It might also be the inlet valve INTO the supply pump rear, I've seen those stick closed too. Just need to remove that line and use a nail or punch to knock the nylon valve forward off the brass seat it's stuck to. The pressure control valve can also stick too, but not as common as the inlet valve does.Charge pump, transfer pump,same thing ,different terminology. Just have to remove the 7/8 plug and their is a spring and a spool. Very easy
I've saved a few inline pumps that had stuck plungers in the past without tearing the pumps down, but one must be careful not to damage the plunger feet. Clean the outside well, then remove the two bolt pump side cover. Turn pump drive gear BY HAND, and watch each tappet/plunger unit each tappet SHOULD go up/down as the gear is turned, any that DO NOT go down means that plunger is stuck in the barrel and on ANY inline pump it only needs ONE to stick and the rack won't move freely as it needs to. E-mail me at [email protected] and I'll give you a number to call some evening so I can explain more.Hello Dieseltech, glad to see you posting. When you have time you might go back to the thread about my Case 1030 Bosch pump. It is now off the tractor and on my bench and I'm wondering about any possible soak procedures to save rebuild cost. Thanks.

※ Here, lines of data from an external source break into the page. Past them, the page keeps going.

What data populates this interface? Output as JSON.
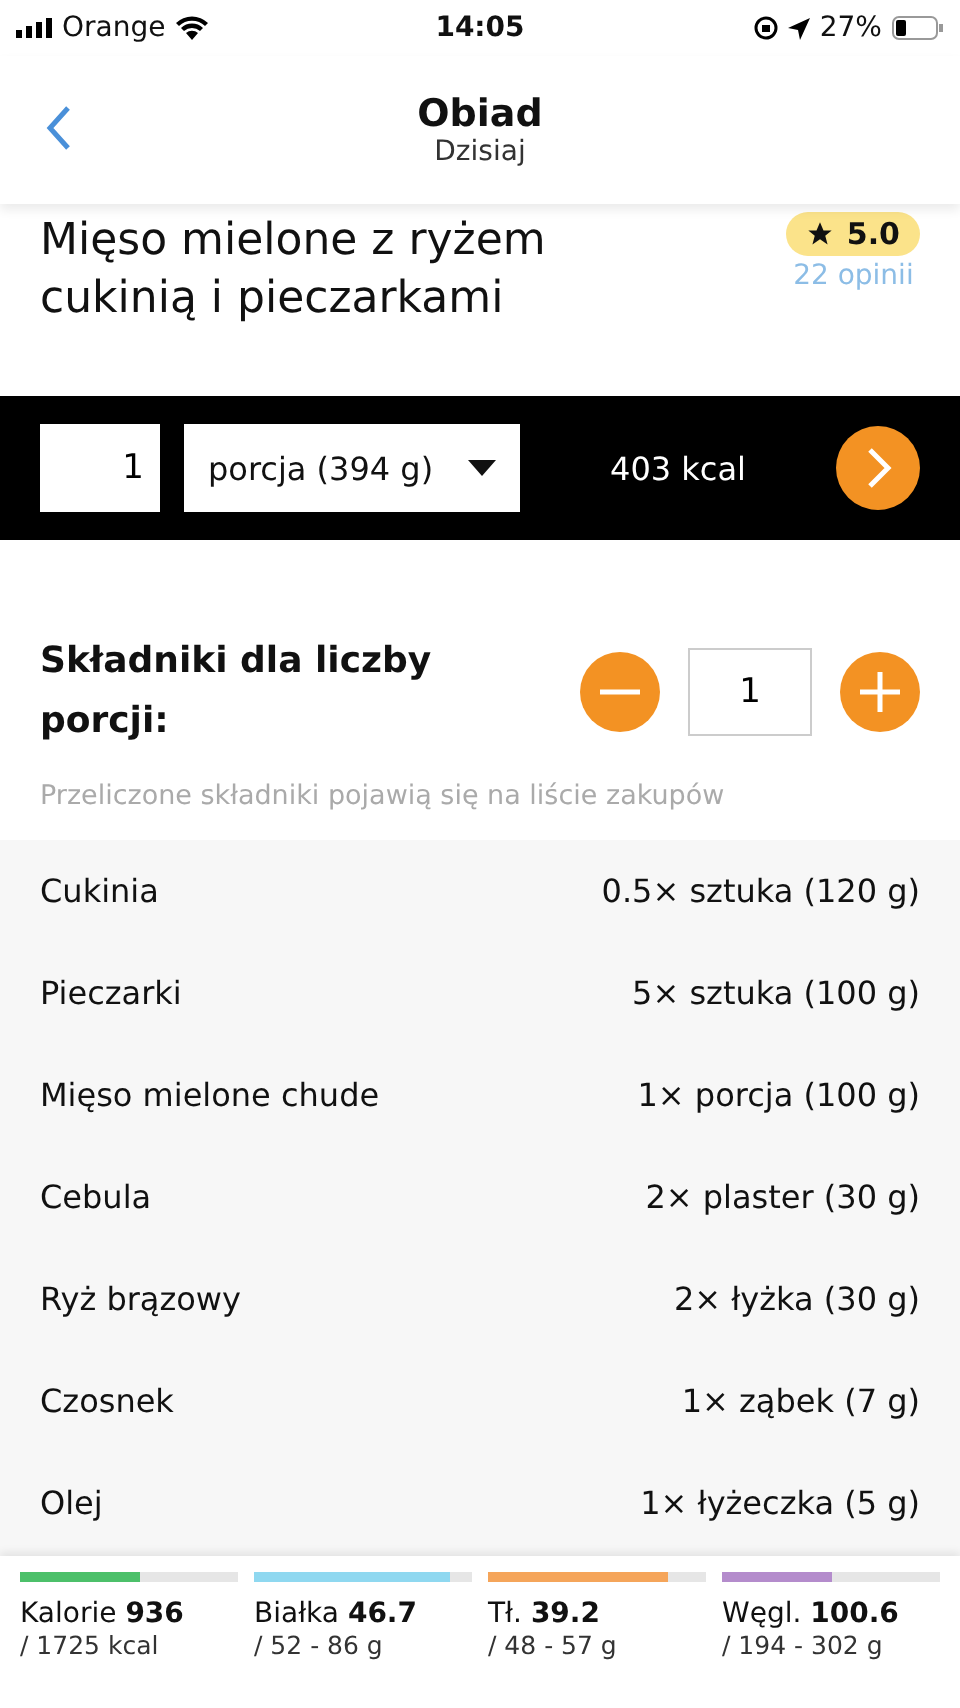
{
  "status_bar": {
    "carrier": "Orange",
    "time": "14:05",
    "battery": "27%"
  },
  "nav": {
    "title": "Obiad",
    "subtitle": "Dzisiaj"
  },
  "recipe": {
    "title": "Mięso mielone z ryżem cukinią i pieczarkami",
    "rating": "5.0",
    "reviews": "22 opinii"
  },
  "portion_bar": {
    "quantity": "1",
    "unit": "porcja (394 g)",
    "calories": "403 kcal"
  },
  "ingredients_header": {
    "title": "Składniki dla liczby porcji:",
    "servings": "1",
    "note": "Przeliczone składniki pojawią się na liście zakupów"
  },
  "ingredients": [
    {
      "name": "Cukinia",
      "amount": "0.5× sztuka (120 g)"
    },
    {
      "name": "Pieczarki",
      "amount": "5× sztuka (100 g)"
    },
    {
      "name": "Mięso mielone chude",
      "amount": "1× porcja (100 g)"
    },
    {
      "name": "Cebula",
      "amount": "2× plaster (30 g)"
    },
    {
      "name": "Ryż brązowy",
      "amount": "2× łyżka (30 g)"
    },
    {
      "name": "Czosnek",
      "amount": "1× ząbek (7 g)"
    },
    {
      "name": "Olej",
      "amount": "1× łyżeczka (5 g)"
    }
  ],
  "summary": [
    {
      "label": "Kalorie **936**",
      "target": "/ 1725 kcal",
      "level": 0.55,
      "color": "#4cc06a"
    },
    {
      "label": "Białka **46.7**",
      "target": "/ 52 - 86 g",
      "level": 0.9,
      "color": "#8fd8f0"
    },
    {
      "label": "Tł. **39.2**",
      "target": "/ 48 - 57 g",
      "level": 0.83,
      "color": "#f5a55a"
    },
    {
      "label": "Węgl. **100.6**",
      "target": "/ 194 - 302 g",
      "level": 0.5,
      "color": "#b48ccc"
    }
  ]
}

Then one of the valves INSIDE is out of place, the pump assembly has FOUR check valves used ONLY for the hand primer system to work, two inside and one each at the inlet port and outlet port. I see this happen on pumps in for repair on occasion. If the INLET valve and pressure regulating valves are OK reconnect the INLET LINE and REMOVE the OUTLET LINE and blow air into the fuel tank to pressurize it, if fuel will come out the outlet, reconnect the line, pressurize again to bleed the filters if needed. Open throttle 1/3-1/4 and try starting engine, if it starts it's good to go. The GEAR PUMP does not need the valves to work, IF the INLET one is OK and not stuck, only the pressurizing valve needs to work for gear pump operation. On any M100 pump , ALWAYS open the throttle 1/3-1/4, hot or cold to start engine, NEVER AT IDLE. The oil controlled excess fuel cylinder and governor assembly works together for easier starting, but NOT at idle.On the IH 666 pump, I removed the 7/8 cap and spring. Couple strokes of the hand primer, I could hear something come free. I also gently pushed a drift into the transfer pump inlet and could feel the nylon valve move. The hand primer will now suck up fuel but still not push it through the transfer pump on the down stroke. ??????
Shop vac IS NOT enough, at least 5/10 PSI is needed. The 1/3 throttle is NOT needed for bleeding the filter INLET.Well, with throttle 1/3 and outlet line removed, I pressurized the tank. Low pressure with shop vac outlet. Nothing. So I pressurized the inlet line at the filter end. Still nothing, not even a drop at the outlet.
Again, primer resists going down BECAUSE one of the valves INSIDE THE PUMP assembly is out of place, I've seen this happen several times in my years of injection pump repair. The gear pump will still move fuel even though the primer does not work.Neglected to say I used higher pressure when pressurizing the inlet line. Will try it again tomorrow with no throttle. The hand primer will suck up fuel but completely resists down pressure.
That gear pump SHOULD still work even though the hand primer won't, but you won't see any fuel while cranking. If the FRONT HEAD/HOUSING is full with fuel engine should start and run. One must be careful taking that gear pump apart, and most don't know what to look for anyway. I check for that trouble on every M100 pump I get in for repair, then verify pump assembly works as it should on the test bench.Dieseltech, thank you for your efforts to help me. The primer does not work and cranking the engine also does not deliver any fuel to the transfer pump outlet, even though there is a good flow of fuel to the inlet. I am tempted to remove the transfer pump from the reat of the injection pump to see what is stuck in there but have always been very cautious about injection pumps.
A friend of mine worked on a Roosa pump for six months, disassembling and reassumbling numerous times, plus on and off the tractor to test since he did not have a test bench. In the end he was forced to send it to a rebuilder. He wanted the rebuilder to tell him what was wrong with it, what he had missed. But Fred would only say, "you took it apart".
Are there any other steps I can take or tests that I can do?